Donc finalement, le vent… Ben il n’y en avait juste pas. Une petite vague, pas de vent. Une navigation plate plate plate. Vraiment, les forecasts ne sont pas facile à suivre… Heureusement, nous avons eu un peu de vent vers la fin, pour notre entrée à Annapolis, question de nous satisfaire un peu.

Le highlight du jour : arriver à Annapolis

Quoi dire… Quand tu arrives à Annapolis, c’est comme le paradis du voilier. Il y en a juste partout. Tu sens la vibe dès que tu passes le pont. C’est comme si tout d’un coup tu arrives parmi tes semblables. Des gens partout qui sont comme toi. Et là, tu regardes ton bateau et tu te dis « ouain, ils sont beaux les bateaux ici… ». Pas que Nuage n’est pas beau, oh non, mais disons que wow, tu te sens petit ici.
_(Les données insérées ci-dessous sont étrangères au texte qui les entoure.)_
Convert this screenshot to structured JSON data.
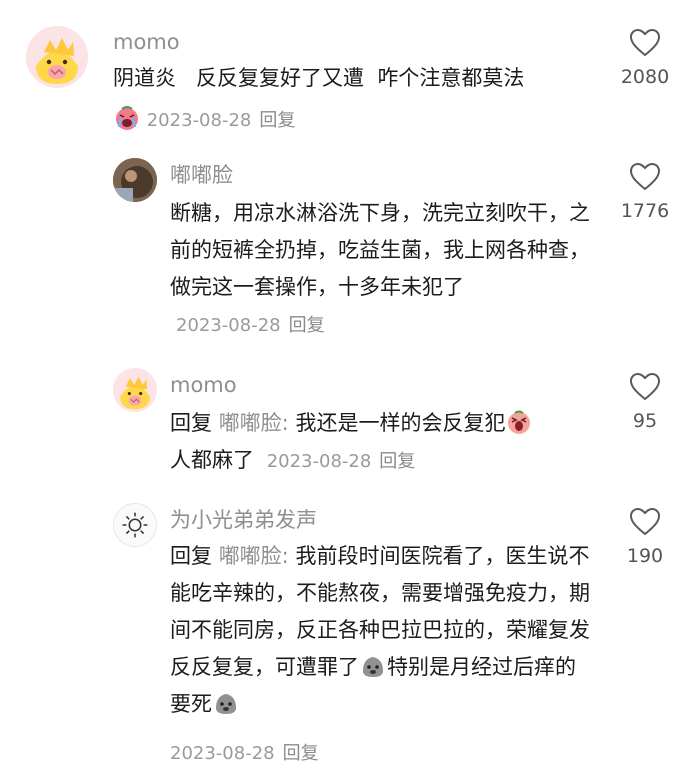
{
  "comments": [
    {
      "username": "momo",
      "text": "阴道炎   反反复复好了又遭  咋个注意都莫法",
      "date": "2023-08-28",
      "reply_label": "回复",
      "likes": "2080",
      "emoji": "crying-face-emoji"
    },
    {
      "username": "嘟嘟脸",
      "text": "断糖，用凉水淋浴洗下身，洗完立刻吹干，之前的短裤全扔掉，吃益生菌，我上网各种查，做完这一套操作，十多年未犯了",
      "date": "2023-08-28",
      "reply_label": "回复",
      "likes": "1776"
    },
    {
      "username": "momo",
      "reply_prefix": "回复",
      "reply_target": "嘟嘟脸:",
      "text_a": "我还是一样的会反复犯",
      "text_b": "人都麻了",
      "date": "2023-08-28",
      "reply_label": "回复",
      "likes": "95",
      "emoji": "screaming-peach-emoji"
    },
    {
      "username": "为小光弟弟发声",
      "reply_prefix": "回复",
      "reply_target": "嘟嘟脸:",
      "text_a": "我前段时间医院看了，医生说不能吃辛辣的，不能熬夜，需要增强免疫力，期间不能同房，反正各种巴拉巴拉的，荣耀复发反反复复，可遭罪了",
      "text_b": "特别是月经过后痒的要死",
      "date": "2023-08-28",
      "reply_label": "回复",
      "likes": "190",
      "emoji": "rock-face-emoji"
    }
  ],
  "colors": {
    "username": "#8f8f8f",
    "text": "#1c1c1c",
    "meta": "#9a9a9a"
  }
}
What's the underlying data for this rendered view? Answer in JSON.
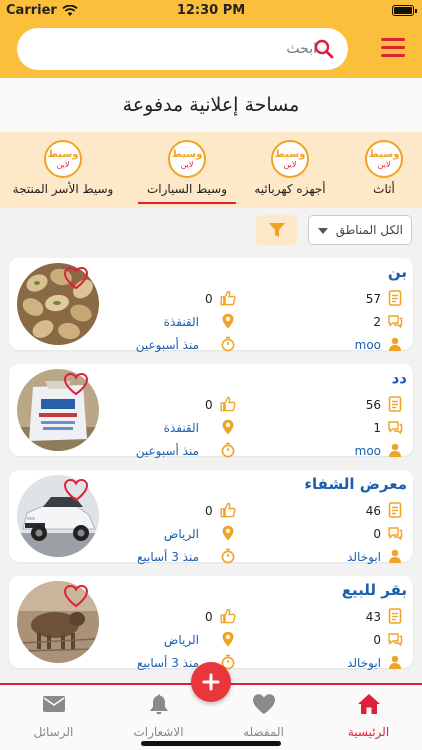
{
  "status": {
    "carrier": "Carrier",
    "time": "12:30 PM"
  },
  "search": {
    "placeholder": "ابحث"
  },
  "ad_banner": {
    "text": "مساحة إعلانية مدفوعة"
  },
  "categories": [
    {
      "label": "أثاث",
      "logo_text": "وسيط",
      "logo_sub": "لاين",
      "selected": false
    },
    {
      "label": "أجهزه كهربائيه",
      "logo_text": "وسيط",
      "logo_sub": "لاين",
      "selected": false
    },
    {
      "label": "وسيط السيارات",
      "logo_text": "وسيط",
      "logo_sub": "لاين",
      "selected": true
    },
    {
      "label": "وسيط الأسر المنتجة",
      "logo_text": "وسيط",
      "logo_sub": "لاين",
      "selected": false
    }
  ],
  "filters": {
    "region": "الكل المناطق"
  },
  "listings": [
    {
      "title": "بن",
      "views": "57",
      "comments": "2",
      "user": "moo",
      "likes": "0",
      "location": "القنفذة",
      "time": "منذ أسبوعين",
      "image": "pistachios",
      "favorited": false
    },
    {
      "title": "دد",
      "views": "56",
      "comments": "1",
      "user": "moo",
      "likes": "0",
      "location": "القنفذة",
      "time": "منذ أسبوعين",
      "image": "sack",
      "favorited": false
    },
    {
      "title": "معرض الشفاء",
      "views": "46",
      "comments": "0",
      "user": "ابوخالد",
      "likes": "0",
      "location": "الرياض",
      "time": "منذ 3 أسابيع",
      "image": "car",
      "favorited": false
    },
    {
      "title": "بقر للبيع",
      "views": "43",
      "comments": "0",
      "user": "ابوخالد",
      "likes": "0",
      "location": "الرياض",
      "time": "منذ 3 أسابيع",
      "image": "cattle",
      "favorited": false
    }
  ],
  "tabbar": {
    "home": "الرئيسية",
    "favorites": "المفضله",
    "notifications": "الاشعارات",
    "messages": "الرسائل",
    "active": "home"
  },
  "colors": {
    "primary": "#fbbf3b",
    "accent": "#e01f3d",
    "link": "#1a5fb0",
    "icon": "#f0a427"
  }
}
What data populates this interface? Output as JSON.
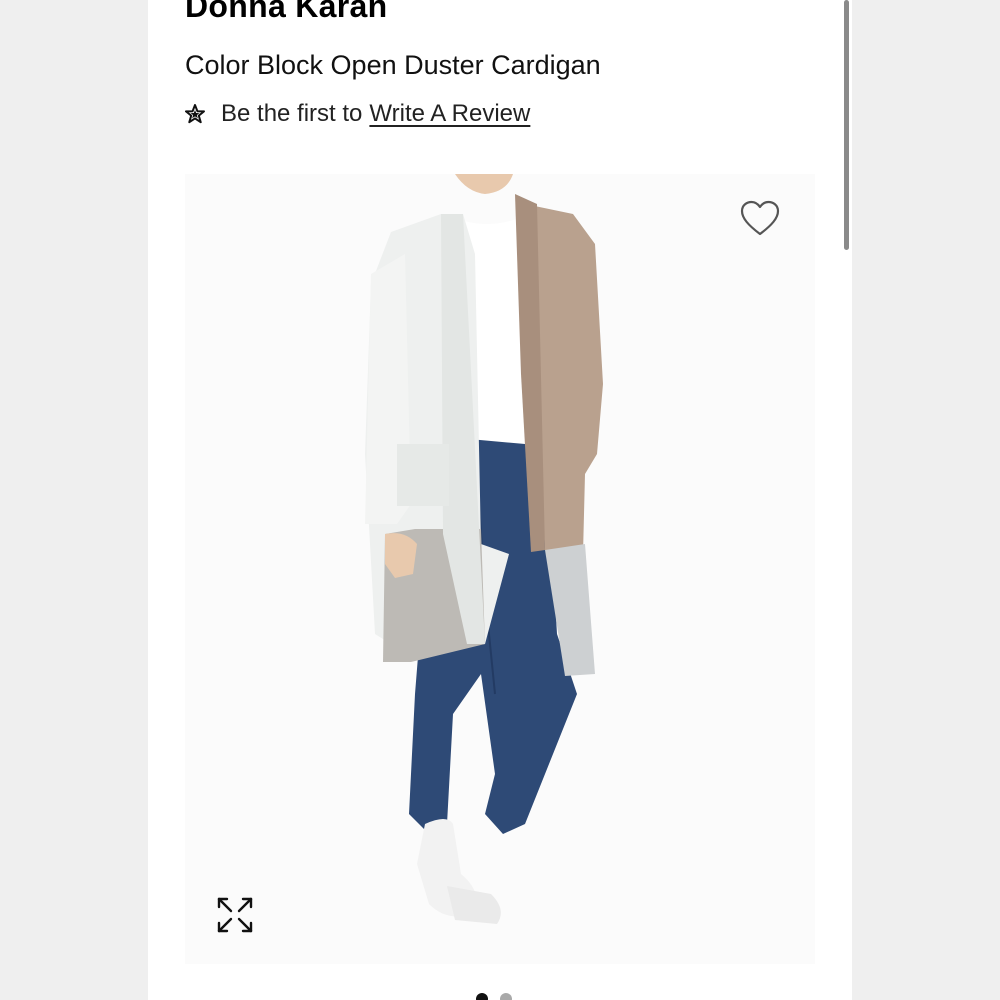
{
  "product": {
    "brand": "Donna Karan",
    "name": "Color Block Open Duster Cardigan"
  },
  "reviews": {
    "prefix": "Be the first to",
    "link_label": "Write A Review"
  },
  "image": {
    "alt": "Color Block Open Duster Cardigan product photo"
  },
  "carousel": {
    "total_slides": 2,
    "active_index": 0
  },
  "colors": {
    "cardigan_white": "#eef0ef",
    "cardigan_taupe": "#b9a18e",
    "cardigan_grey": "#bdbab5",
    "denim": "#2e4a76",
    "accent_text": "#111111"
  },
  "icons": {
    "star": "star-icon",
    "heart": "heart-icon",
    "expand": "expand-icon"
  }
}
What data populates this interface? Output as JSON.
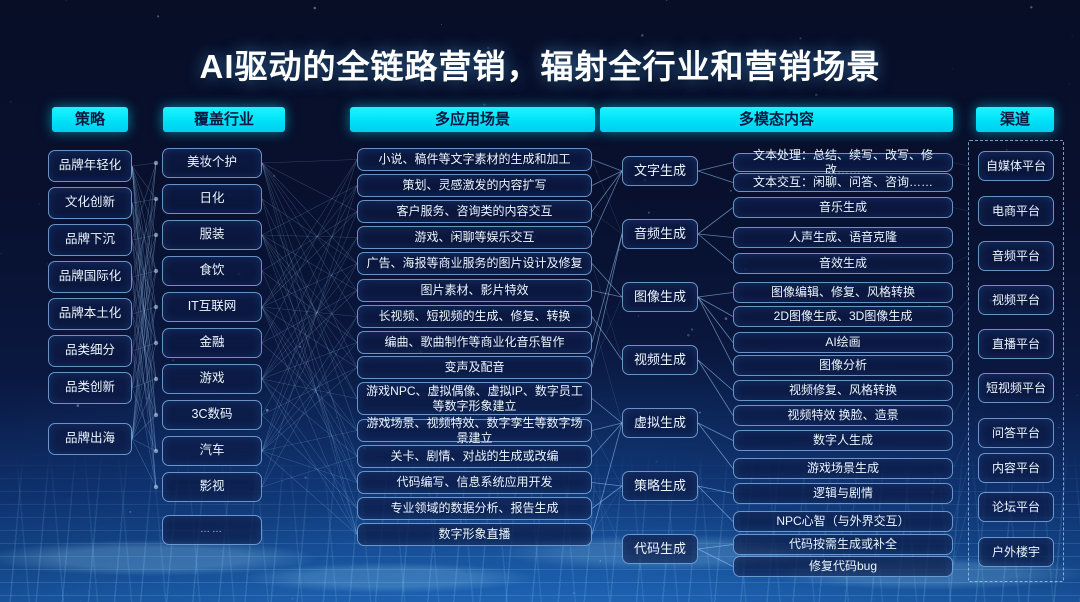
{
  "page": {
    "title": "AI驱动的全链路营销，辐射全行业和营销场景",
    "accent_cyan": "#00e2f7",
    "bg_dark_navy": "#081029",
    "node_border": "#91c8ff"
  },
  "columns": [
    {
      "id": "strategy",
      "header": "策略",
      "items": [
        "品牌年轻化",
        "文化创新",
        "品牌下沉",
        "品牌国际化",
        "品牌本土化",
        "品类细分",
        "品类创新",
        "品牌出海"
      ]
    },
    {
      "id": "industries",
      "header": "覆盖行业",
      "items": [
        "美妆个护",
        "日化",
        "服装",
        "食饮",
        "IT互联网",
        "金融",
        "游戏",
        "3C数码",
        "汽车",
        "影视",
        "……"
      ]
    },
    {
      "id": "scenarios",
      "header": "多应用场景",
      "items": [
        "小说、稿件等文字素材的生成和加工",
        "策划、灵感激发的内容扩写",
        "客户服务、咨询类的内容交互",
        "游戏、闲聊等娱乐交互",
        "广告、海报等商业服务的图片设计及修复",
        "图片素材、影片特效",
        "长视频、短视频的生成、修复、转换",
        "编曲、歌曲制作等商业化音乐智作",
        "变声及配音",
        "游戏NPC、虚拟偶像、虚拟IP、数字员工等数字形象建立",
        "游戏场景、视频特效、数字孪生等数字场景建立",
        "关卡、剧情、对战的生成或改编",
        "代码编写、信息系统应用开发",
        "专业领域的数据分析、报告生成",
        "数字形象直播"
      ]
    },
    {
      "id": "generation-types",
      "header": "",
      "items": [
        "文字生成",
        "音频生成",
        "图像生成",
        "视频生成",
        "虚拟生成",
        "策略生成",
        "代码生成"
      ]
    },
    {
      "id": "multimodal",
      "header": "多模态内容",
      "items": [
        "文本处理：总结、续写、改写、修改……",
        "文本交互：闲聊、问答、咨询……",
        "音乐生成",
        "人声生成、语音克隆",
        "音效生成",
        "图像编辑、修复、风格转换",
        "2D图像生成、3D图像生成",
        "AI绘画",
        "图像分析",
        "视频修复、风格转换",
        "视频特效 换脸、造景",
        "数字人生成",
        "游戏场景生成",
        "逻辑与剧情",
        "NPC心智（与外界交互）",
        "代码按需生成或补全",
        "修复代码bug"
      ]
    },
    {
      "id": "channels",
      "header": "渠道",
      "items": [
        "自媒体平台",
        "电商平台",
        "音频平台",
        "视频平台",
        "直播平台",
        "短视频平台",
        "问答平台",
        "内容平台",
        "论坛平台",
        "户外楼宇"
      ]
    }
  ]
}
Le stress du jour : arriver à Annapolis

Il y a tellement de bateaux ici que s’ancrer est un pas pire projet. Tout l’espace maritime autour d’Annapolis est occupé par des marinas, autant des quais que des zones de mooring avec boules. Un des seuls endroits un peu protégés où il est possible de s’ancrer est du côté de Back Creek, en plein milieu de la crique, entre les quais et les boules. S’il n’y avait pas des bateaux déjà ancrés, et de l’info à ce sujet sur Active Captain, jamais on ne croirait qu’il est possible de s’ancrer à cet endroit. Comme nous n’avons pas trop envie de payer pour un mooring, nous avons choisi cette option. Avis aux cœurs sensibles, ce n’est clairement pas une place pour vous… Si jamais vous ne faites pas confiance à votre ancre et que vous prévoyez arrêter à Annapolis, prévoyez un budget mooring ou quai ici.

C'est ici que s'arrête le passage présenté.